President Bush's choice to head U.S. public diplomacy programs says he will work to ensure that the United States is able to aggressively counter Islamic extremist messages. But in testimony before the Senate Foreign Relations Committee considering his nomination, James Glassman, nominated as Undersecretary of State for Public Diplomacy and Public Affairs, said the U.S. should not employ propaganda in these efforts. VOA's Dan Robinson reports from Capitol Hill.

Glassman, who has a background in print and electronic media, says he will use the year or so before the end of the Bush administration to focus on leading a war of ideas using new technologies.

Describing this as "global ideological engagement" he cites one public opinion poll conducted in Muslim nations that one in five respondents agreed that U.S. policies are aimed at weakening and dividing the Islamic world, among other findings.

Such notions, he says, come directly from what he calls doctrine at the foundation of al-Qaida, and must be fought using the Internet, U.S. government-funded international broadcasting, and educational and cultural exchange programs.

"To engage in a much more vigorous way, and we are already doing that but we need to do more of it in the war of ideas, explaining what we are doing, pushing back against the lies and misperceptions," he said.

"OK, what can you do? You have only got a year to do this," said Senate Democrat Bill Nelson.

In response Glassman said the United States must aggressively fight misinformation and work to counter a perception that it doesn't care or take into account views of other nations.

That won't be easy, he says, in the face of an ideology based on a distortion of Islam. He adds that "You Tube" and a new State Department blogging site are among tools now being employed, and urges greater use of what he calls credible Muslim voices.

"That is an area we need to do better in encouraging Muslim voices to step forward and say exactly what you are saying, that you have built an ideology which is a violent and vicious ideology on top of a religion that is not like that at all," he said.

When Senate Democrat Robert Menendez asked whether U.S. public diplomacy should "tell it like it is", Glassman said "we have to be honest" adding "we don't do propaganda."

Senator Russ Feingold, a committee Democrat, pointed to criticisms of U.S. public diplomacy efforts.

"As you are well aware however, this bureau [public diplomacy effort] has been criticized for having a weak communications strategy which obviously raises questions about its ability to meet its important mission," he said.

Glassman says U.S. efforts have suffered from a lack of coordination among government agencies.
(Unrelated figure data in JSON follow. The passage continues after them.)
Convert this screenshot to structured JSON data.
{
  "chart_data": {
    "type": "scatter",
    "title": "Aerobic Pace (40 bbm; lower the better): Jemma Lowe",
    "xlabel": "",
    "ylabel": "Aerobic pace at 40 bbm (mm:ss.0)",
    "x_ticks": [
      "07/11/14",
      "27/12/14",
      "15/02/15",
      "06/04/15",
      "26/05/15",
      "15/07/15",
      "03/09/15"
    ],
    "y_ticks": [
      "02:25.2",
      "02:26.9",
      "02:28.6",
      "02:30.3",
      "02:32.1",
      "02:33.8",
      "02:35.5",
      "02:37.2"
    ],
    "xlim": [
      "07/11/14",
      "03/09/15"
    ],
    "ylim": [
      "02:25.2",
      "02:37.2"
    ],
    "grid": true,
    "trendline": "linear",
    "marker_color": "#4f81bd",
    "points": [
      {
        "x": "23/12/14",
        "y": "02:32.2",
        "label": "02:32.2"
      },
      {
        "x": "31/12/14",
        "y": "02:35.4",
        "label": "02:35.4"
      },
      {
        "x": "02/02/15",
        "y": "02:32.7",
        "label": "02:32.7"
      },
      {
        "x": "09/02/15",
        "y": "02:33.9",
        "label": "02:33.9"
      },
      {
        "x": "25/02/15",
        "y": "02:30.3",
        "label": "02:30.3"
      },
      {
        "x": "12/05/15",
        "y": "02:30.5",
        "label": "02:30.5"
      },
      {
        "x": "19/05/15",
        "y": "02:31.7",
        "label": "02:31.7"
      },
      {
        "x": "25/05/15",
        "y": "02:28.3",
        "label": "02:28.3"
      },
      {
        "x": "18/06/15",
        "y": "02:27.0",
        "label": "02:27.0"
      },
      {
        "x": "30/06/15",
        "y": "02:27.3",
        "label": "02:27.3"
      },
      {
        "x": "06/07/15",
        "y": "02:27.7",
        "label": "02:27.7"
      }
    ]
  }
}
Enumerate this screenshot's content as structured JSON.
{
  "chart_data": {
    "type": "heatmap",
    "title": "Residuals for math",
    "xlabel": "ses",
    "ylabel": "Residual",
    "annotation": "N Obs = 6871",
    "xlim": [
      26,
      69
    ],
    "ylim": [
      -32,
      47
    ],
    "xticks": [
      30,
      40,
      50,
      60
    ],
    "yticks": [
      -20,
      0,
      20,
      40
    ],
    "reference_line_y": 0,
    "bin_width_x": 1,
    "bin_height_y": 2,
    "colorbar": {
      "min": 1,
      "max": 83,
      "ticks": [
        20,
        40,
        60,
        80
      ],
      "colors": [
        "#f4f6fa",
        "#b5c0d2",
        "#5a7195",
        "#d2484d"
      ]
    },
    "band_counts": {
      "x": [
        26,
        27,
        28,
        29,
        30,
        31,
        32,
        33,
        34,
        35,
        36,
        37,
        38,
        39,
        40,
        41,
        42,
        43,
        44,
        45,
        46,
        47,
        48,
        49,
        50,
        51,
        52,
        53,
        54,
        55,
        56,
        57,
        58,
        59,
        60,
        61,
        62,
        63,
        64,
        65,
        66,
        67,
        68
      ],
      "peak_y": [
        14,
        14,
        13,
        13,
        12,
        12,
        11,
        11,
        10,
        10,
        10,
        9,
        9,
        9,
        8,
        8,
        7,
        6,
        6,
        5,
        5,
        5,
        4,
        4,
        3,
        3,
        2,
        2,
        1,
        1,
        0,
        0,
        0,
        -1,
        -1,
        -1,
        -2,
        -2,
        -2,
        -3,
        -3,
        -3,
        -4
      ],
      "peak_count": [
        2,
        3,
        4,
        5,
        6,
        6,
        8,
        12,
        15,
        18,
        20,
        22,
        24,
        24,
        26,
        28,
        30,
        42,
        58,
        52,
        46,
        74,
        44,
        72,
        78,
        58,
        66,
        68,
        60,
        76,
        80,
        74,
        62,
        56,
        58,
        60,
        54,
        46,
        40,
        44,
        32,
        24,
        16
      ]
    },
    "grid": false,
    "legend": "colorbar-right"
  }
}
He pledged to help rebuild a public diplomacy structure he says was largely dismantled amid what he calls a bipartisan period of neglect in the 1990s.

"I think that absolutely, in the last two years, that there is a new spirit and I think a successful beginning at rebuilding that apparatus so that it can do the kinds of things that Secretary Gates, I myself, and many others want it to do," he said.

Before his nomination, Glassman served for seven months as chairman of the Broadcasting Board of Governors (BBG) which oversees all U.S. government-funded international broadcasting, including the Voice of America.

Glassman calls U.S. international broadcasting, such as VOA and Radio Free Europe/Radio Liberty, the largest single civilian public diplomacy program by far, noting that he will remain on the BBG, an independent government agency, as the representative of the secretary of state.

In recent years, the BBG has increasingly sought to channel funds approved by Congress to television and radio programming directed to the Muslim world, while cutting back on English language broadcasts using shortwave frequencies.

Glassman would succeed Karen Hughes, a close advisor to President Bush, who, when she stepped down last year, said she had succeeded in transforming public diplomacy by making it a central priority.

However, critics asserted that she, and some of her predecessors, had been largely ineffective in combating negative perceptions of the United States and its policies.